Maxine hob fragend die Augenbrauen. Sie und Shelby waren Bryns Herumzickerei gewohnt, aber Keira verstand nicht, warum Bryn so besitzergreifend war. Sie hatte doch wohl das Recht auf andere Menschen in ihrem Leben. Bryn war selber sehr unabhängig und hatte ständig Freunde und Liebhaber, war permanent unterwegs, von einem Ereignis zum nächsten. Aber sobald Keira Zeit mit jemand anderem verbringen wollte, stellte sie sich an. Manchmal hatte Keira schon das Gefühl, sie sei die ältere der beiden. Bryn konnte sich manchmal wie eine verwöhnte Zicke aufführen.

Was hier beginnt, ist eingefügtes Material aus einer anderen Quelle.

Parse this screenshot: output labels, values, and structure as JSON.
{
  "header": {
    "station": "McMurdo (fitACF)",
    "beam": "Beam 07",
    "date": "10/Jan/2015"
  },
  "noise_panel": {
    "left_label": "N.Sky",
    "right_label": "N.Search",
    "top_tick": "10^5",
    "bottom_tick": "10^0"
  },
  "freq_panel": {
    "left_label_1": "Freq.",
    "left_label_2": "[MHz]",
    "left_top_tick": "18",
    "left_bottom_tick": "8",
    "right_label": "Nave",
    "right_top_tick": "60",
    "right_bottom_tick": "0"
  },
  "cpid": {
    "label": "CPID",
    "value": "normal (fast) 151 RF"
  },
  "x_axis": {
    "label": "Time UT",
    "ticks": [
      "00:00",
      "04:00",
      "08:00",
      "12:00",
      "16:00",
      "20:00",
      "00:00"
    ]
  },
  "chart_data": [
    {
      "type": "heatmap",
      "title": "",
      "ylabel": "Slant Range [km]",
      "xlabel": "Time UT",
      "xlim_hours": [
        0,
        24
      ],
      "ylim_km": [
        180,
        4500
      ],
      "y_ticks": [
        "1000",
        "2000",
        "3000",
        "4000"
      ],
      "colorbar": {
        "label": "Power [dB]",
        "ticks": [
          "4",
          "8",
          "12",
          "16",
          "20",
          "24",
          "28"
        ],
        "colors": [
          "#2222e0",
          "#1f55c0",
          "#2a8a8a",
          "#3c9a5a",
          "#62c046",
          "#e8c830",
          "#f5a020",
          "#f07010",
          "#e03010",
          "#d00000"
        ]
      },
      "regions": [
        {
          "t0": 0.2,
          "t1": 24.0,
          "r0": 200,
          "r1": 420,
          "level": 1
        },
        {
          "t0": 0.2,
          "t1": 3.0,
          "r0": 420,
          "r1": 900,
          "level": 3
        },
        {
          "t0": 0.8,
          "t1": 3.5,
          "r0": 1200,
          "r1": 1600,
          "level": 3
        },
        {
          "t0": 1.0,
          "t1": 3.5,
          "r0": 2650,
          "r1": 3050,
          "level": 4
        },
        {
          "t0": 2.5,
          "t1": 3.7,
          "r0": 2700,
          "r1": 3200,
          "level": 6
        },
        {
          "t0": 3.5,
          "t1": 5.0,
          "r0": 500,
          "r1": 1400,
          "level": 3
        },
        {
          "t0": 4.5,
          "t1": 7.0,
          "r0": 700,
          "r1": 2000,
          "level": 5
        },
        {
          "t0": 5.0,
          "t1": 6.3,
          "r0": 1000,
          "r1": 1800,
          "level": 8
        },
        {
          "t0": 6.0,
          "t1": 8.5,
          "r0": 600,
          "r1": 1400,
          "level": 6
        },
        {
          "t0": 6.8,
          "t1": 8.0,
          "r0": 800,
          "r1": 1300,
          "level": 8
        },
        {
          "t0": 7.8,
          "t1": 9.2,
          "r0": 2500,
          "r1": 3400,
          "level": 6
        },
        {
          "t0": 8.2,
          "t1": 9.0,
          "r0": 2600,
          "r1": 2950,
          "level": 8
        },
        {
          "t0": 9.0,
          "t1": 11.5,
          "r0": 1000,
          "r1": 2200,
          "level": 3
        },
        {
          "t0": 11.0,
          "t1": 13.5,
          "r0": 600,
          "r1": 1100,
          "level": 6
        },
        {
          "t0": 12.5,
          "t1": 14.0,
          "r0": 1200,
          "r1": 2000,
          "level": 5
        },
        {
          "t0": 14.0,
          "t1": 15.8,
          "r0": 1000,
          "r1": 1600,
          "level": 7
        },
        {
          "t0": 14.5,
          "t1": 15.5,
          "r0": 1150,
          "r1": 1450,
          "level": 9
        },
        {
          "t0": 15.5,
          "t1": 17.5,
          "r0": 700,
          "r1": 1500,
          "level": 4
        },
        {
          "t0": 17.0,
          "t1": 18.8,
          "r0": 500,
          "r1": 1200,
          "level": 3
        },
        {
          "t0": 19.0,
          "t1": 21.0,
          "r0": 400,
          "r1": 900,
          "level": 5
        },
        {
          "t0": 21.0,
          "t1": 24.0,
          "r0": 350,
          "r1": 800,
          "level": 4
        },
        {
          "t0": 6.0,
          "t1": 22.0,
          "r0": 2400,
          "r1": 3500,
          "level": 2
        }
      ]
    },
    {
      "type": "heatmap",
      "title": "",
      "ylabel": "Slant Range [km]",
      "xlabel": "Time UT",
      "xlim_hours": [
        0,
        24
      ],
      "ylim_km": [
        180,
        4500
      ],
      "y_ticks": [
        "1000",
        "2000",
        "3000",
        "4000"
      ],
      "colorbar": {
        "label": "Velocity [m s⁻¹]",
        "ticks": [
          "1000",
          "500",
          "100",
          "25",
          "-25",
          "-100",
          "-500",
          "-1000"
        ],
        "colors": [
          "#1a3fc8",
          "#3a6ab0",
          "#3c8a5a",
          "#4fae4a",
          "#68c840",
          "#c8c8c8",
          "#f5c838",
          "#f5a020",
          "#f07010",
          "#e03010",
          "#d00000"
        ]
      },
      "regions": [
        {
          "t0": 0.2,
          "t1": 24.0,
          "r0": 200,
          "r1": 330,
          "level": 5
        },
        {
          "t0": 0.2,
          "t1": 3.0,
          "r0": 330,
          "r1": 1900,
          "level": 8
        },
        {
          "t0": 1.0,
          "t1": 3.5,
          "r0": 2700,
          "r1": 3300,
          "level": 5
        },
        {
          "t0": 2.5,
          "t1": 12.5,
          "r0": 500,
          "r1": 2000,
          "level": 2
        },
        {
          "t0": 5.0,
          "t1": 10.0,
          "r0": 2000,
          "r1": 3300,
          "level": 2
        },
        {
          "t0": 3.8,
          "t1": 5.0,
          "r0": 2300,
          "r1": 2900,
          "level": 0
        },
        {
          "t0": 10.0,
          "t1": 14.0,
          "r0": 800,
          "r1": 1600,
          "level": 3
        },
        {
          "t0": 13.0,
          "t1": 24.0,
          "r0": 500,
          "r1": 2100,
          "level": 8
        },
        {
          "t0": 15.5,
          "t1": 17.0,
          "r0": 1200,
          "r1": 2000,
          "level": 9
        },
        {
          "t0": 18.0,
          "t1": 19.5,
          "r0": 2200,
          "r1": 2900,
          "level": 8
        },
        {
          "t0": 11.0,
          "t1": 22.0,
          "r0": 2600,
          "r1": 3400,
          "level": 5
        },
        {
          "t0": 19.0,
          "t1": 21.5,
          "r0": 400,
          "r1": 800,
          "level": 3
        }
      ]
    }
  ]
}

„Thanksgiving ist noch so weit weg“, meinte Shelby.
„Ich weiß“, antwortete Keira. „Ich habe auch das Gefühl, kaum in New York angekommen zu sein. Es ist, als ob ich nur auf Urlaub hier gewesen wäre. Ich dachte, ich hätte mehr Zeit, um mit allem auf den neuesten Stand zu kommen. Ich habe noch nicht mal eine neue Wohnung gefunden.“
„Wo wir gerade von Wohnungen reden …“, sagte Bryn.
Sie schaute auf Keiras Handy, das auf dem Schrank lag. Der Bildschirm war erleuchtet, gerade war eine Nachricht eingetroffen. Zachs Name stand gut lesbar im Display.
„Wehe, das ist nicht wegen der Kaution, die er mir schuldet“, sagte Keira.
Shelby und Maxine tauschten einen schuldbewussten Blick und Keira bekam das unbestimmte Gefühl, die beiden hätten etwas zu verbergen.
„Was ist los?“, frage sie energisch.
Sie hatte von Überraschungen die Nase gestrichen voll.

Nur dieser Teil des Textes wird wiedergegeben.